Life After the Titanic
On the 100th anniversary of the historic disaster, a local writer recalls the first time she met a survivor of that tragic event, one who lived out her days here in Hermosa Beach.
Photos courtesy of the Titanic Historical Society and museum
Edwina MacKenzie was very much aware of her role in history. She was, after all, 27 years old when she boarded the Titanic in Southampton, England on April 10, 1912, a half-century before I interviewed her for a Daily Breeze article at her home in Hermosa Beach. In contrast, many of the 700 survivors were children at the time of the disaster, too young to recall significant details.

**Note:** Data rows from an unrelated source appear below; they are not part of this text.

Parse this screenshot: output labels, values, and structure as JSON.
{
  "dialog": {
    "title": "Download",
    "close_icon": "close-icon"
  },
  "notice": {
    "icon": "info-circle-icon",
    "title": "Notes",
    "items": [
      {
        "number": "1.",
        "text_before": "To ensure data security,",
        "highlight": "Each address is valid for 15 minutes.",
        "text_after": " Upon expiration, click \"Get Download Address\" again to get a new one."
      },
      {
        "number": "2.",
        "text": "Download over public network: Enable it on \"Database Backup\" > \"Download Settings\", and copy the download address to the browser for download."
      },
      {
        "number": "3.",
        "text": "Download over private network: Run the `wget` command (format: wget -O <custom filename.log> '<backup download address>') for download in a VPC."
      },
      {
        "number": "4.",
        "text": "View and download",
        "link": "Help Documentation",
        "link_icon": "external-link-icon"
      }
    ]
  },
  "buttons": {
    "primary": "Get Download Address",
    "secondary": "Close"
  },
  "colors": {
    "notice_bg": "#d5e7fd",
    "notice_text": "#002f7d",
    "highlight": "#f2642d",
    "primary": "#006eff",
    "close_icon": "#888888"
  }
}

But even after 50 years, her memories were clear, and it seemed apparent that they were indeed her own recollections … not something inadvertently acquired along the way from reading other accounts of history’s most chronicled maritime disaster. Some Titanic survivors became reclusive, but MacKenzie—born Edwina Cecilia Troutt on June 8, 1884—seemed to enjoy the role of a celebrity who had never sought that status. She had already spent five years living and working in the United States before returning to the family home in Bath, England in 1911.
The following year, she was on her way to Massachusetts to visit her sister who was about to give birth, when four days into the journey, the Titanic struck an iceberg 400 miles southeast of Newfoundland and sank during the predawn hours of April 15, killing about 1,515 passengers and crew members. The exact number of people on board is not known, but the most widely used count is 2,208, with 701 to 713 survivors.
Winnie Troutt (she regularly used that nickname in her younger years and didn’t marry James MacKenzie until 1963) had gone to bed about 10:30 p.m. on April 14 but was awakened, as she recalled in a BBC broadcast years later, “... by the ceasing of the vibrations of the boat.” Scarcely more than three hours later, the Titanic broke into two pieces and slid beneath the Atlantic.
All the survivors were taken aboard the Carpathia, another British ship, and arrived in New York three days later. MacKenzie moved to California, was married and widowed three times and spent the last several decades of her life in Hermosa Beach. She died in 1984, six months after her 100th birthday. She had no children.
She regularly appeared at conventions and get-togethers marking the tragedy, until shortly before her death. She recounted that the night of the disaster was bitterly cold, that the seas were unusually calm and that many passengers—after the ship struck the iceberg—still refused to believe the damage was serious. One man told her the ship had “... just scraped an iceberg.”
When I met her, she was 77. We sat at a table in her living room, joined by a neighbor who was about the same age. She had lost nearly all of her English accent. She spoke without hesitation, most likely because she had recounted the same stories so many times over the years.
Later, when she was in her 90s, she wrote in a letter: “I shall remember it the rest of my days. I can never forget what I call the ‘scream of death,’ which happened the moment the Titanic gave up life and 1,500 people hit the icy water at the same moment.”
According to some accounts, she was among the survivors who recalled the ship’s band playing “Nearer My God to Thee” shortly before the Titanic disappeared. But she told another interviewer that survivors in her lifeboat repeatedly sang “Pull for the Shore,” another hymn, to drown out the screaming.
She also confirmed in many accounts that it was clear from the time the crisis began to unfold that the ship didn’t have enough lifeboats. Still, she defended the Titanic, pointing out that she made nearly a dozen trans-Atlantic crossings during her lifetime—including one a year before her death—but said, “There was never any ship better.”
In 1919, not long after moving to California, she married Danish immigrant Alfred Peterson. They operated a bakery in Beverly Hills until his death in 1944. She married James Corrigan in 1955, but he was already 76 at the time and died two years later. She married James MacKenzie in 1963 and lived in a house near Sixth Street and Prospect Avenue in Hermosa Beach for the remainder of her life. James MacKenzie died in 1967.
In the late 1970s, she became the oldest Titanic survivor after others died and was the fourth to reach the age of 100. For the occasion, the city of Hermosa Beach hosted a party for her at Clark Stadium, near her home. When she died several months later, her funeral service filled Our Lady of Guadalupe Church, where she had attended mass for more than 40 years.
Millvina Dean, an infant when the Titanic sank, was the final survivor. She died in a nursing home near Southampton, England, in May 2009, just a few miles from the passenger dock where she and more than 2,200 others had gone down a gangway and into history 97 years earlier.